ASCHEBERG. Ob Abitur oder Gesellenbrief – wer als junger Mensch in diesem Sommer den nächsten beruflichen Schritt getan hat, musste seine Prüfung unter den besonderen Corona-Regeln ablegen. Unter ihnen waren auch jene jungen Leute, die 2011 als erster Profilschul-Jahrgang in Ascheberg für ab dann sechs Jahre eine neue Schulform kennengelernt haben.

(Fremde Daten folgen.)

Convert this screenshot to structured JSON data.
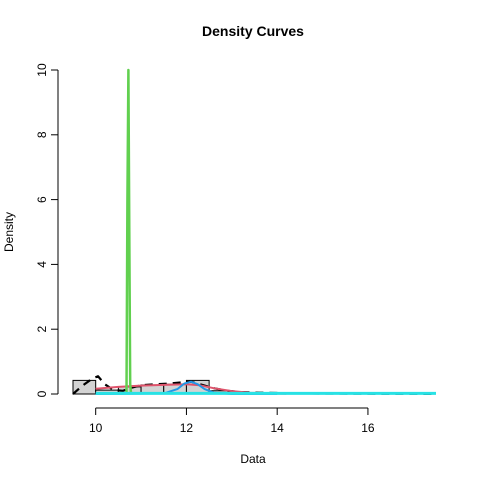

„Ich würde den Weg noch einmal genauso gehen“, sagt Finn Risthaus. Zuerst in Ascheberg bleiben und die kurzen Wege als wohltuend empfinden, dann zu einer weiterführenden Schule wechseln. Den Schritt von der Profilschule zum Joseph-Haydn-Gymnasium in Senden hat Oberstufenkoordinator Gisbert Bücker vom Kennenlernen in Ascheberg bis zum Abitur begleitet. „Wir sind sehr gut unterstützt worden. Er war immer ansprechbar“, sieht Risthaus sich und andere Wechsler nicht allein gelassen. Im Unterricht selbst war es am JHG von Lehrer zu Lehrer unterschiedlich. Positiv findet Risthaus, dass bei Referaten und ihrem Vortrag der „Schwerpunkt Präsentieren“ aus Profilschulzeiten eine große Hilfe war. Ein zweites Plus aus der Zeit in Ascheberg kam am Ende wegen der Corona-Pandemie zum Tragen. Das selbstgesteuerte Lernen zahlte sich beim Home-Schooling aus: „Ich habe mir einen Plan erstellt, was gelernt werden muss“, berichtet Risthaus, der keine Mühe hatte, sich während dieser Phase zu motivieren: „Wir mussten in der Profilschule schon eigenverantwortlich lernen. Das war nicht neu.“ Dass sein Weg ein Jahr länger gedauert hat, als das direkte Wechsel nach Klasse vier zu einem Gymnasium empfindet, der Ascheberger nicht als Verlust: „Es war gut, wie es war. Bald spielt es mit dem Ende des G 8 auch keine Rolle mehr.“
Wie Risthaus zu den besten Abiturienten des JHG gehört, hat Anna Weiland an der Johann-Conrad-Schlaun-Gesamtschule Nordkirchen einen der besten Abschlüsse erzielt. „Anfangs war es etwas schwierig, weil wir nur wenige Profilschüler waren. Wir waren überall die Neuen“, blickt sie auf den Start am Schloss zurück und sagt zum Ende: „Alle sind durchgekommen.“ Auch sie hat das frühe Erlernen des Präsentierens als Gewinn empfunden: „Bei Referaten habe ich immer gute Noten bekommen.“ Es hätte gerne mehr Vorträge sein dürfen. In den Corona-Wochen hat auch sie das, was im Segel-Unterricht der Profilschule Alltag ist, schätzen gelernt: „Ich habe viel allein lernen müssen. Das hat gut geklappt.“
Und wie sieht es hinter den „Eins, Komma“-Schülern aus? Die WN haben Laurin Rüschenschmidt und Johannes Adamczyk während ihrer Profilschulzeit vom ersten Tag an begleitet. Beide haben ihr Abitur in der Tasche. Rüschenschmidt war am JHG erfolgreich, Adamczyk hat den Weg zum Hans-Böckler-Berufskolleg in Münster gewählt. Dort hat er eine etwas andere Schule kennengelernt, nicht so heterogen wie die Profilschule. Die Absolventen einte das Interesse an Technik. „Wir hatten eine Super-Klassengemeinschaft“, berichtet der Ascheberger. In Mathe hätte er gerne an seiner alten Schule mehr mitbekommen, aber auch so hat es für die Leistungskurse Mathe und Bautechnik gereicht. Der technisch ausgerichtete Berufskolleg ließ auch in Corona-Zeiten niemanden allein: „Wir haben viel gemeinsam online gelernt und uns gegenseitig motiviert.“ Mit der Hochschulreife in der Tasche wird Adamczyk das tun, was er von Beginn an geplant hatte: eine Lehre als Tischler antreten.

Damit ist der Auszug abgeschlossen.